Many people may conclude that what Fawn is saying is common sense.  Those who have read a lot of books about how to have a happy marriage may think that Fawn contributes nothing new.  Some have even noted that she and Keith have no children, so they do not understand the conflict that couples with children experience.

A lot of what Fawn has to say is common sense: focus on the good in your spouse, express your hurt feelings after you have cooled down a bit, and spend within your means.  On some of the things that Fawn said, you have to decide for yourself whether or not to follow it.  She says that people should take a day of rest, which is reasonable but may not be feasible for everyone.  She supports tithing and contends that everyone she knows who tithes does well financially.  You have to decide for yourself whether or not to take that leap of faith.

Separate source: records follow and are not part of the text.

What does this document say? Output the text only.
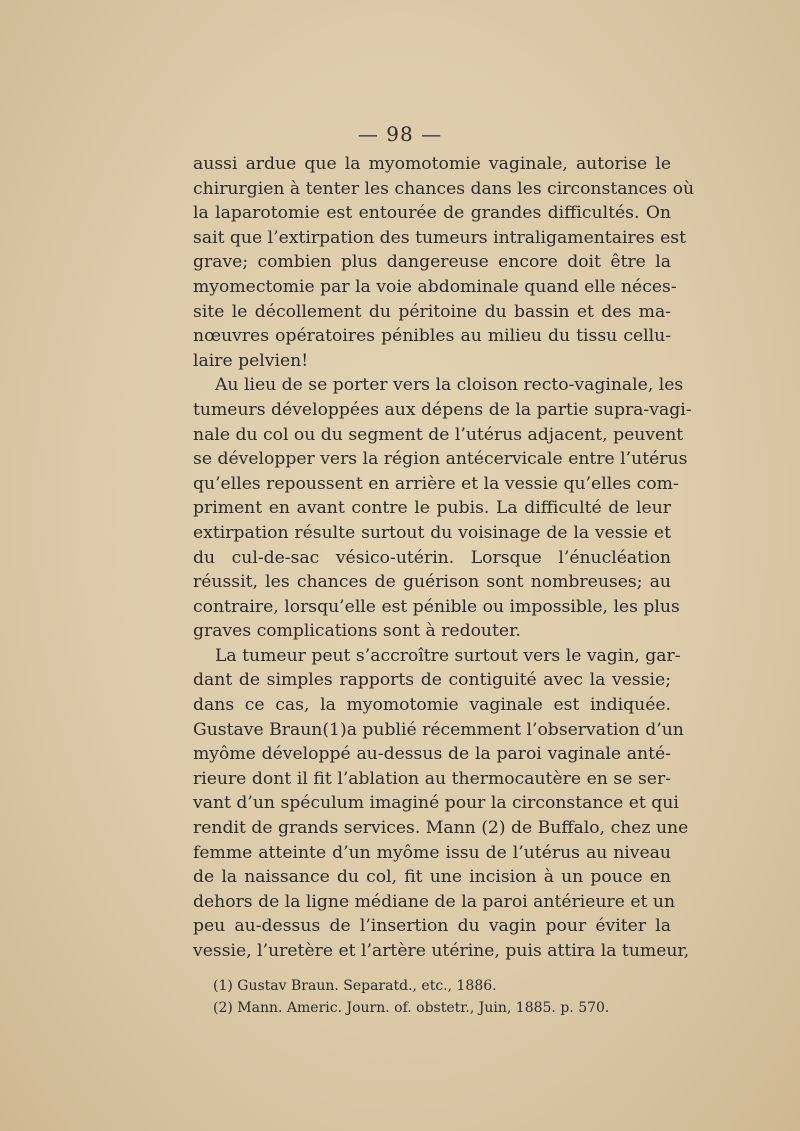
— 98 —
aussi ardue que la myomotomie vaginale, autorise le
chirurgien à tenter les chances dans les circonstances où
la laparotomie est entourée de grandes difficultés. On
sait que l’extirpation des tumeurs intraligamentaires est
grave; combien plus dangereuse encore doit être la
myomectomie par la voie abdominale quand elle néces-
site le décollement du péritoine du bassin et des ma-
nœuvres opératoires pénibles au milieu du tissu cellu-
laire pelvien!
Au lieu de se porter vers la cloison recto-vaginale, les
tumeurs développées aux dépens de la partie supra-vagi-
nale du col ou du segment de l’utérus adjacent, peuvent
se développer vers la région antécervicale entre l’utérus
qu’elles repoussent en arrière et la vessie qu’elles com-
priment en avant contre le pubis. La difficulté de leur
extirpation résulte surtout du voisinage de la vessie et
du cul-de-sac vésico-utérin. Lorsque l’énucléation
réussit, les chances de guérison sont nombreuses; au
contraire, lorsqu’elle est pénible ou impossible, les plus
graves complications sont à redouter.
La tumeur peut s’accroître surtout vers le vagin, gar-
dant de simples rapports de contiguité avec la vessie;
dans ce cas, la myomotomie vaginale est indiquée.
Gustave Braun(1)a publié récemment l’observation d’un
myôme développé au-dessus de la paroi vaginale anté-
rieure dont il fit l’ablation au thermocautère en se ser-
vant d’un spéculum imaginé pour la circonstance et qui
rendit de grands services. Mann (2) de Buffalo, chez une
femme atteinte d’un myôme issu de l’utérus au niveau
de la naissance du col, fit une incision à un pouce en
dehors de la ligne médiane de la paroi antérieure et un
peu au-dessus de l’insertion du vagin pour éviter la
vessie, l’uretère et l’artère utérine, puis attira la tumeur,
(1) Gustav Braun. Separatd., etc., 1886.
(2) Mann. Americ. Journ. of. obstetr., Juin, 1885. p. 570.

Whether or not Fawn says anything new, I did find her book to be a delightful read.  You get Fawn’s story, quirks, and personality in this book.  Moreover, her writing style is engaging: it is simple, but not dumbed-down.  It is like listening to a friend.  Fawn also responds to her critics who portray her as a June Cleaver type.  Fawn dispels that impression, while also offering a presentation of marriage that I would consider both Christian and feminist.

I received a complimentary review copy of this book through BookLook Bloggers, in exchange for an honest review.